The police felt it was an open-and-shut case of vehicular homicide with a maximum penalty of 10 years in penalty as they prepared the evidence against Guido. During this time Talbot received a call from Assistant County Attorney Diane Krenz. She expressed to him her concern that the evidence wasn’t strong enough.
She agreed Guido had been the driver and that he fled the scene. But the charge required Guido be the cause of the accident, either by intoxication or gross negligence. It was too late to prove Guido’s intoxication with a blood-alcohol test. As for his negligence, Krenz believed that since Danny had been intoxicated while walking on the wrong side of a dark road, he might have put himself in unnecessary danger.
Talbot vehemently disagreed. Krenz said she would call back in five minutes to continue the discussion. But Talbot never heard back from her again — a fact he remembers bitterly today (Krenz says she had an appointment at the time).
When Talbot arrived at the county attorney’s office, he learned that Krenz had already drawn up a complaint for felony hit-and-run leading to death — a lesser crime with a maximum prison time of three years. Talbot refused to sign it and persuaded Krenz’s supervisor to charge Guido on both counts.
“Let the jury make the decision,” Talbot says. “I was very comfortable with that.”
Anger and tears
By Friday afternoon, the news of Guido’s arrest had leaked out and the Peterson home was flooded with calls from the media and excited friends and relatives. Pat and Tim, though, already had a vacation planned to Canada and were able to escape the commotion. The arrest had been an emotional relief and the Petersons were grateful the investigation was coming to a close. But it was hard to share the excitement of their friends about Guido’s capture. The Petersons wanted justice, but no amount of punishment would relieve their loss.

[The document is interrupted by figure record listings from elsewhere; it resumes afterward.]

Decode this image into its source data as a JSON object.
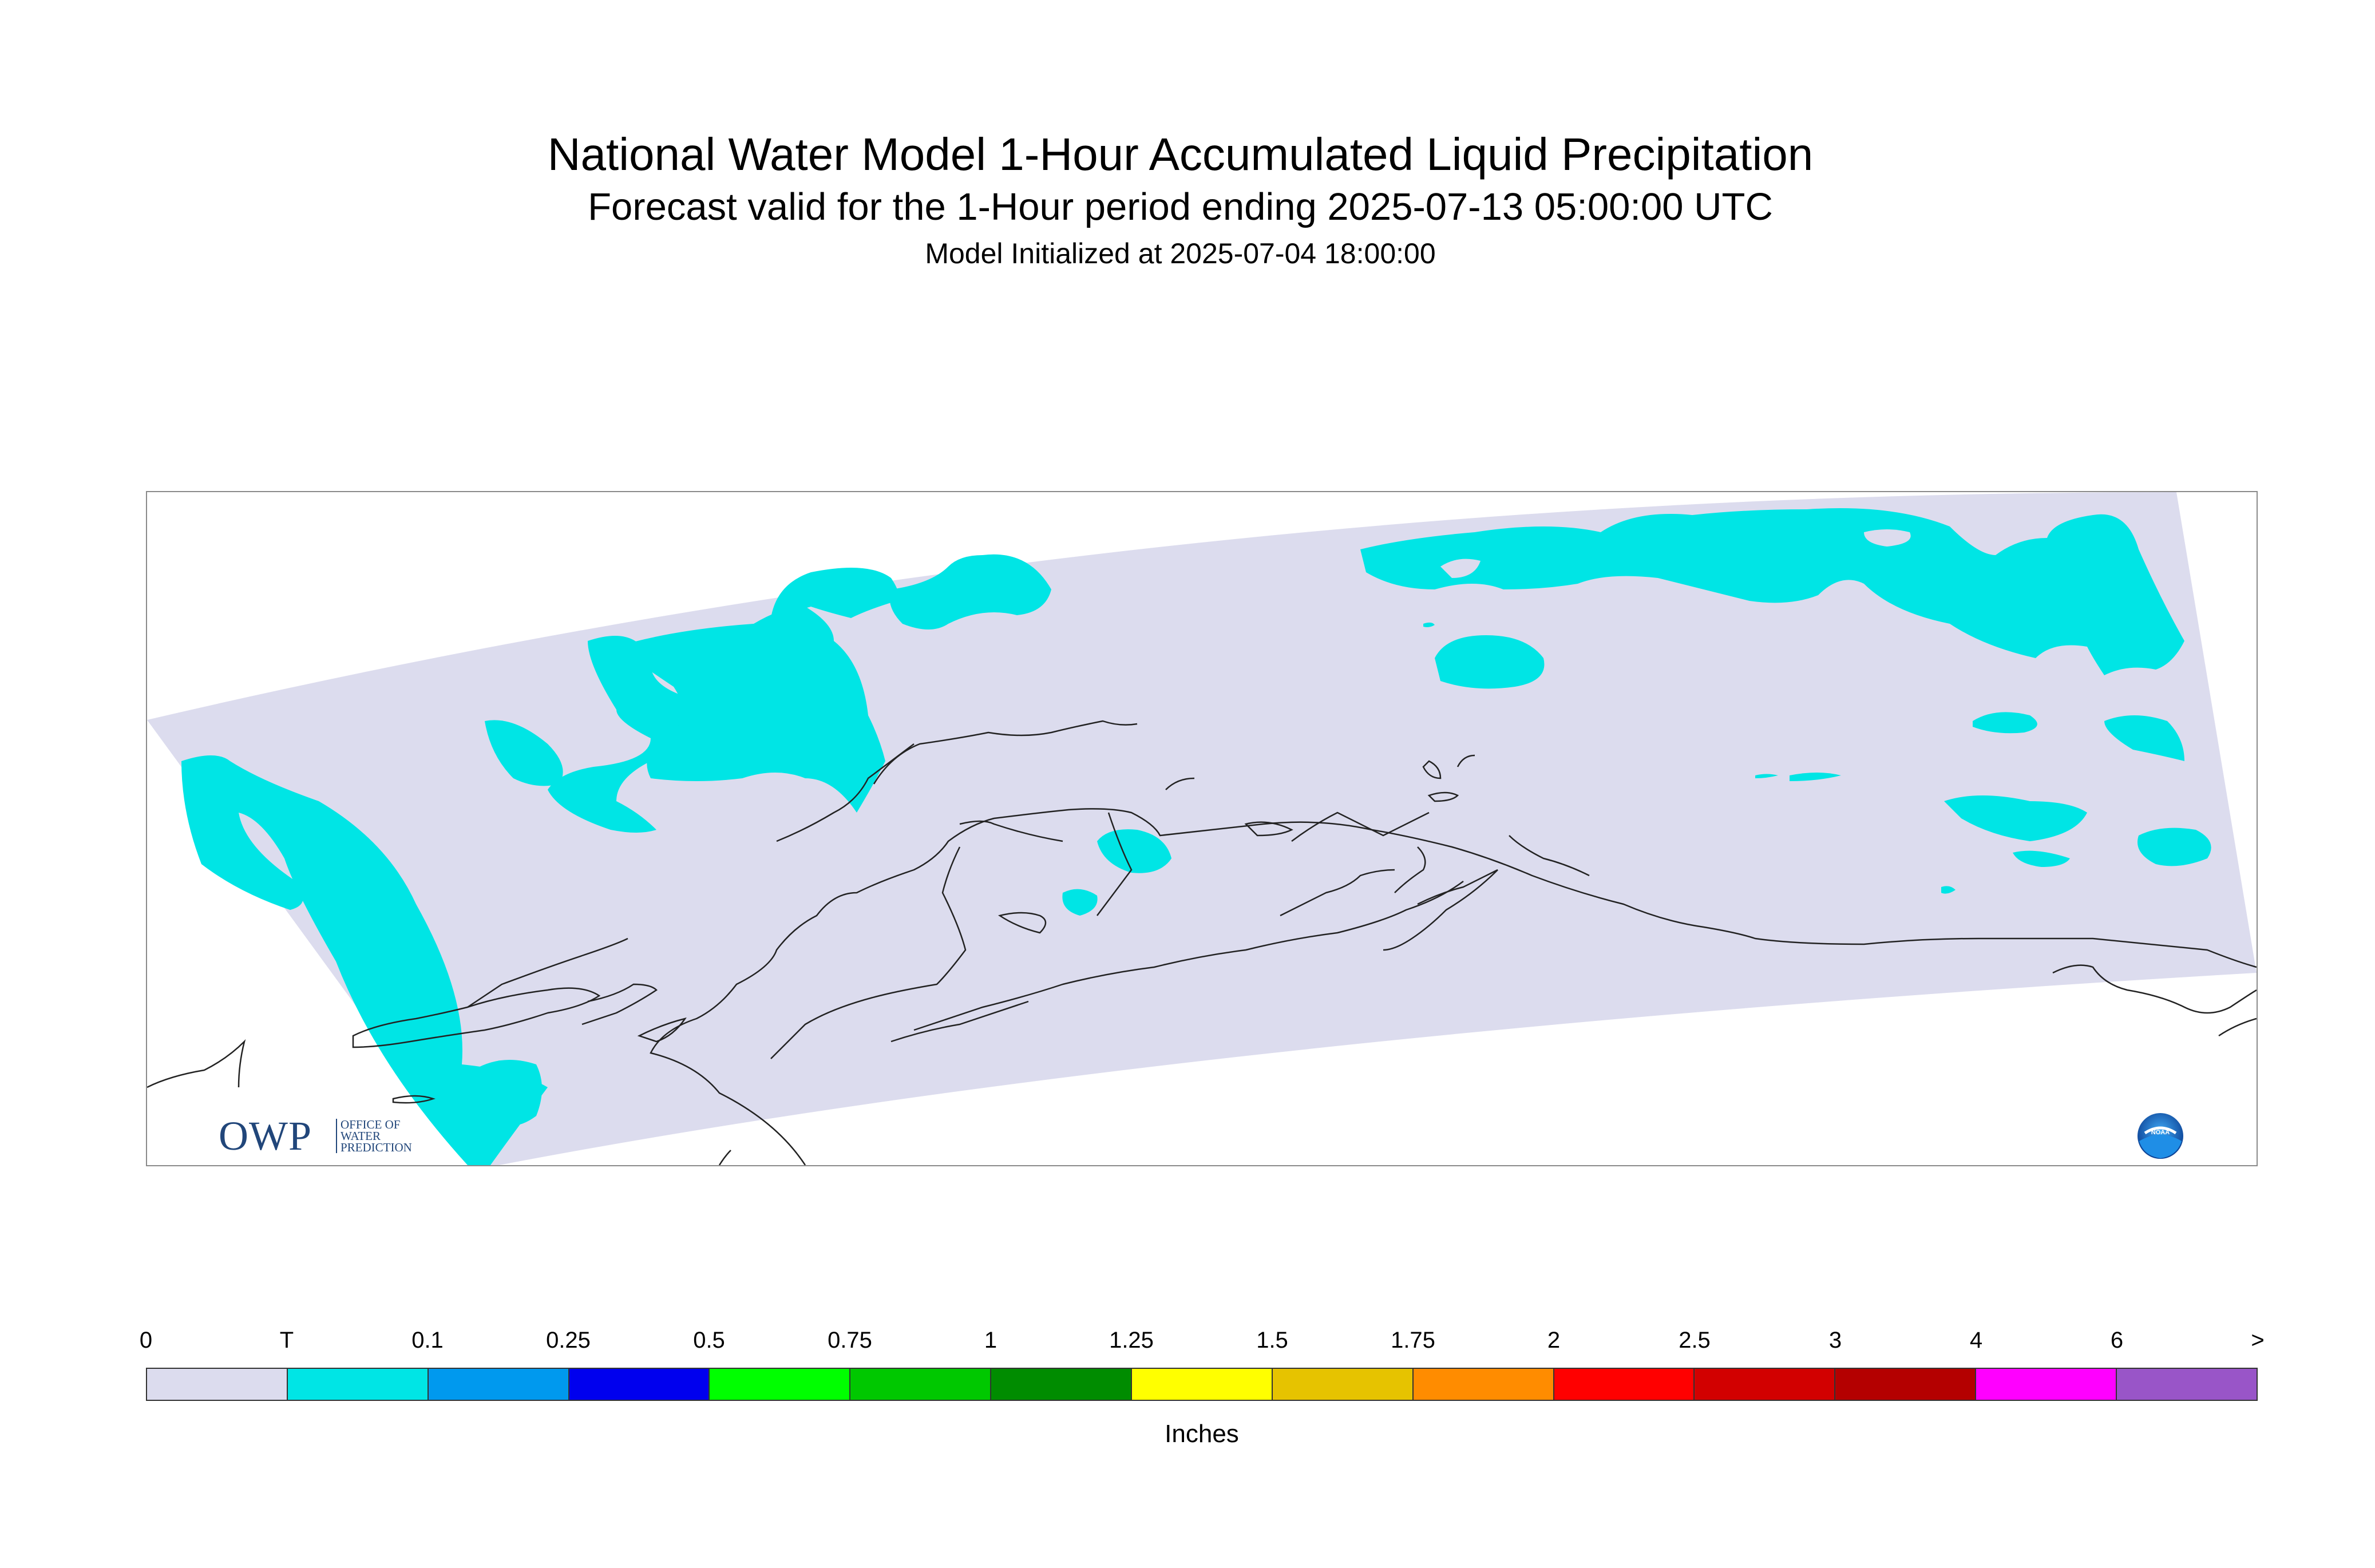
{
  "title": {
    "main": "National Water Model 1-Hour Accumulated Liquid Precipitation",
    "subtitle": "Forecast valid for the 1-Hour period ending 2025-07-13 05:00:00 UTC",
    "initialized": "Model Initialized at 2025-07-04 18:00:00"
  },
  "map": {
    "region": "Alaska",
    "background_color": "#dcdcee",
    "precip_color": "#00e5e5",
    "coastline_color": "#222222"
  },
  "logos": {
    "owp_letters": "OWP",
    "owp_line1": "OFFICE OF",
    "owp_line2": "WATER",
    "owp_line3": "PREDICTION",
    "noaa": "NOAA"
  },
  "legend": {
    "units": "Inches",
    "labels": [
      "0",
      "T",
      "0.1",
      "0.25",
      "0.5",
      "0.75",
      "1",
      "1.25",
      "1.5",
      "1.75",
      "2",
      "2.5",
      "3",
      "4",
      "6",
      ">"
    ],
    "colors": [
      "#dcdcee",
      "#00e5e5",
      "#0099ee",
      "#0000ee",
      "#00ff00",
      "#00c800",
      "#008c00",
      "#ffff00",
      "#e6c300",
      "#ff8c00",
      "#ff0000",
      "#d20000",
      "#b40000",
      "#ff00ff",
      "#9955c8"
    ]
  }
}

“People have been good throughout this, but I think there was a little too much like this should make us feel good in a lot of people’s messages to us … that somehow this would be a great comfort to us,” Tim says.

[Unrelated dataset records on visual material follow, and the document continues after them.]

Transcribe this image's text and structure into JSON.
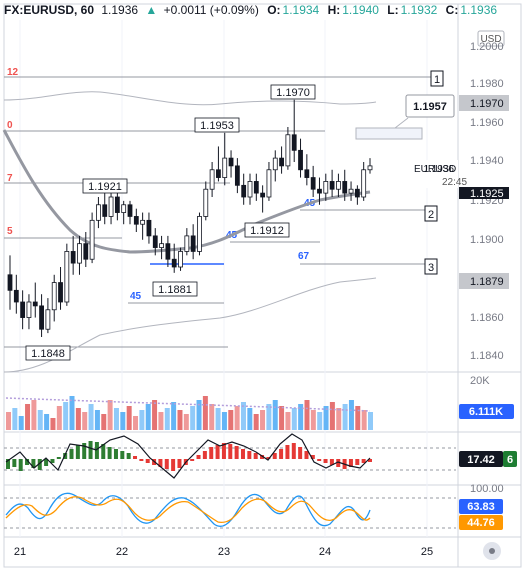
{
  "header": {
    "symbol": "FX:EURUSD, 60",
    "last": "1.1936",
    "arrow": "▲",
    "change": "+0.0011 (+0.09%)",
    "o_label": "O:",
    "o": "1.1934",
    "h_label": "H:",
    "h": "1.1940",
    "l_label": "L:",
    "l": "1.1932",
    "c_label": "C:",
    "c": "1.1936"
  },
  "currency": "USD",
  "price_ticks": [
    "1.2000",
    "1.1980",
    "1.1960",
    "1.1940",
    "1.1920",
    "1.1900",
    "1.1860",
    "1.1840"
  ],
  "price_badges": {
    "p1970": "1.1970",
    "p1925": "1.1925",
    "p1879": "1.1879"
  },
  "current_price_label": {
    "symbol": "EURUSD",
    "price": "1.1936",
    "countdown": "22:45"
  },
  "callout": "1.1957",
  "price_annotations": [
    {
      "id": "a1970",
      "text": "1.1970"
    },
    {
      "id": "a1953",
      "text": "1.1953"
    },
    {
      "id": "a1921",
      "text": "1.1921"
    },
    {
      "id": "a1912",
      "text": "1.1912"
    },
    {
      "id": "a1881",
      "text": "1.1881"
    },
    {
      "id": "a1848",
      "text": "1.1848"
    }
  ],
  "left_level_numbers": [
    "12",
    "0",
    "7",
    "5"
  ],
  "cycle_numbers": [
    "45",
    "45",
    "45",
    "67"
  ],
  "target_boxes": [
    "1",
    "2",
    "3"
  ],
  "volume": {
    "max_label": "20K",
    "value": "6.111K"
  },
  "indicator2": {
    "value": "17.42",
    "extra": "6"
  },
  "oscillator": {
    "top_label": "100.00",
    "k": "63.83",
    "d": "44.76"
  },
  "x_labels": [
    "21",
    "22",
    "23",
    "24",
    "25"
  ],
  "colors": {
    "up": "#26a69a",
    "down": "#ef5350",
    "accent": "#2962ff"
  },
  "chart_data": {
    "type": "candlestick",
    "instrument": "FX:EURUSD",
    "interval": "60",
    "ylim": [
      1.183,
      1.201
    ],
    "x_categories": [
      "21",
      "22",
      "23",
      "24",
      "25"
    ],
    "candles": [
      [
        1.188,
        1.189,
        1.1862,
        1.1872
      ],
      [
        1.1872,
        1.188,
        1.186,
        1.1866
      ],
      [
        1.1866,
        1.1872,
        1.1852,
        1.1858
      ],
      [
        1.1858,
        1.187,
        1.1852,
        1.1866
      ],
      [
        1.1866,
        1.1876,
        1.1858,
        1.1864
      ],
      [
        1.1864,
        1.187,
        1.1848,
        1.1852
      ],
      [
        1.1852,
        1.1868,
        1.185,
        1.1862
      ],
      [
        1.1862,
        1.188,
        1.1856,
        1.1876
      ],
      [
        1.1876,
        1.1884,
        1.1862,
        1.1866
      ],
      [
        1.1866,
        1.1896,
        1.1864,
        1.1892
      ],
      [
        1.1892,
        1.19,
        1.188,
        1.1886
      ],
      [
        1.1886,
        1.19,
        1.188,
        1.1896
      ],
      [
        1.1896,
        1.1902,
        1.1884,
        1.1888
      ],
      [
        1.1888,
        1.1912,
        1.1886,
        1.1908
      ],
      [
        1.1908,
        1.192,
        1.1904,
        1.1916
      ],
      [
        1.1916,
        1.1922,
        1.1906,
        1.191
      ],
      [
        1.191,
        1.1922,
        1.1906,
        1.192
      ],
      [
        1.192,
        1.1924,
        1.1908,
        1.1912
      ],
      [
        1.1912,
        1.1918,
        1.1906,
        1.1916
      ],
      [
        1.1916,
        1.1918,
        1.1906,
        1.191
      ],
      [
        1.191,
        1.1914,
        1.1902,
        1.1906
      ],
      [
        1.1906,
        1.1912,
        1.1898,
        1.1908
      ],
      [
        1.1908,
        1.1912,
        1.1896,
        1.19
      ],
      [
        1.19,
        1.1904,
        1.189,
        1.1894
      ],
      [
        1.1894,
        1.19,
        1.1888,
        1.1896
      ],
      [
        1.1896,
        1.19,
        1.1884,
        1.1888
      ],
      [
        1.1888,
        1.1896,
        1.1881,
        1.1884
      ],
      [
        1.1884,
        1.1894,
        1.1882,
        1.1892
      ],
      [
        1.1892,
        1.1904,
        1.189,
        1.19
      ],
      [
        1.19,
        1.1906,
        1.1888,
        1.1892
      ],
      [
        1.1892,
        1.1912,
        1.189,
        1.191
      ],
      [
        1.191,
        1.1928,
        1.1908,
        1.1924
      ],
      [
        1.1924,
        1.1938,
        1.192,
        1.1934
      ],
      [
        1.1934,
        1.1946,
        1.1928,
        1.193
      ],
      [
        1.193,
        1.1953,
        1.1926,
        1.194
      ],
      [
        1.194,
        1.1944,
        1.193,
        1.1936
      ],
      [
        1.1936,
        1.194,
        1.1922,
        1.1926
      ],
      [
        1.1926,
        1.1932,
        1.1916,
        1.192
      ],
      [
        1.192,
        1.1932,
        1.1916,
        1.1928
      ],
      [
        1.1928,
        1.1932,
        1.1918,
        1.1922
      ],
      [
        1.1922,
        1.1926,
        1.1912,
        1.192
      ],
      [
        1.192,
        1.1938,
        1.1918,
        1.1934
      ],
      [
        1.1934,
        1.1944,
        1.1928,
        1.194
      ],
      [
        1.194,
        1.1946,
        1.1932,
        1.1936
      ],
      [
        1.1936,
        1.1956,
        1.1934,
        1.1952
      ],
      [
        1.1952,
        1.197,
        1.1938,
        1.1944
      ],
      [
        1.1944,
        1.195,
        1.193,
        1.1934
      ],
      [
        1.1934,
        1.1942,
        1.1926,
        1.193
      ],
      [
        1.193,
        1.1936,
        1.192,
        1.1924
      ],
      [
        1.1924,
        1.193,
        1.1916,
        1.1922
      ],
      [
        1.1922,
        1.1932,
        1.1918,
        1.1928
      ],
      [
        1.1928,
        1.1934,
        1.192,
        1.1924
      ],
      [
        1.1924,
        1.1932,
        1.192,
        1.1928
      ],
      [
        1.1928,
        1.1934,
        1.1918,
        1.1922
      ],
      [
        1.1922,
        1.1928,
        1.1918,
        1.1924
      ],
      [
        1.1924,
        1.1926,
        1.1916,
        1.192
      ],
      [
        1.192,
        1.1938,
        1.1918,
        1.1934
      ],
      [
        1.1934,
        1.194,
        1.1932,
        1.1936
      ]
    ]
  }
}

Chris heard the news from a friend before Pat was able to reach him. He had always had hope that the driver would eventually be caught but the news shocked him as he was making plans for that Friday night. Whatever joy to be had from the news was quickly overtaken by emptiness. And rage.
“Who the hell is this guy?” Chris asked himself.
Mark learned about Guido’s arrest earlier that morning. He had to leave work early — his head was nowhere but with Danny and he struggled to keep it there and not on the man who had killed him. He remembers talking to Chris that night on the phone. Chris was upset, crying over Danny’s death and wanting the worst punishment for Guido. It was a struggle for Mark himself to stay positive.
“I didn’t have anything except … anger,” Chris says. “That’s pretty much the best word I could think of toward him.”
About this series
This series was inspired by a Minneapolis Star-Tribune July 12 article headlined, “Who struck down Danny Peterson? A detective won’t let go,” about a Minnesota police department and its almost obsessive search for the driver who killed Danny.
The Daily learned from the Star-Tribune and the South Lake Minnetonka Police Department in February that the driver had been arrested and sentenced. This prompted the Daily to find out the complete story behind what happened to Danny.
The events surrounding his life and death is derived from the accounts of 10 of the major people involved, including Danny’s family and the detectives working his case. The Daily also visited the Peterson home and the spot where Danny’s accident took place.
Articles from Minnesota newspapers, the transcript of the sentencing hearing, the text of Danny’s eulogy and victim impact statements to the judge were also sources for this story.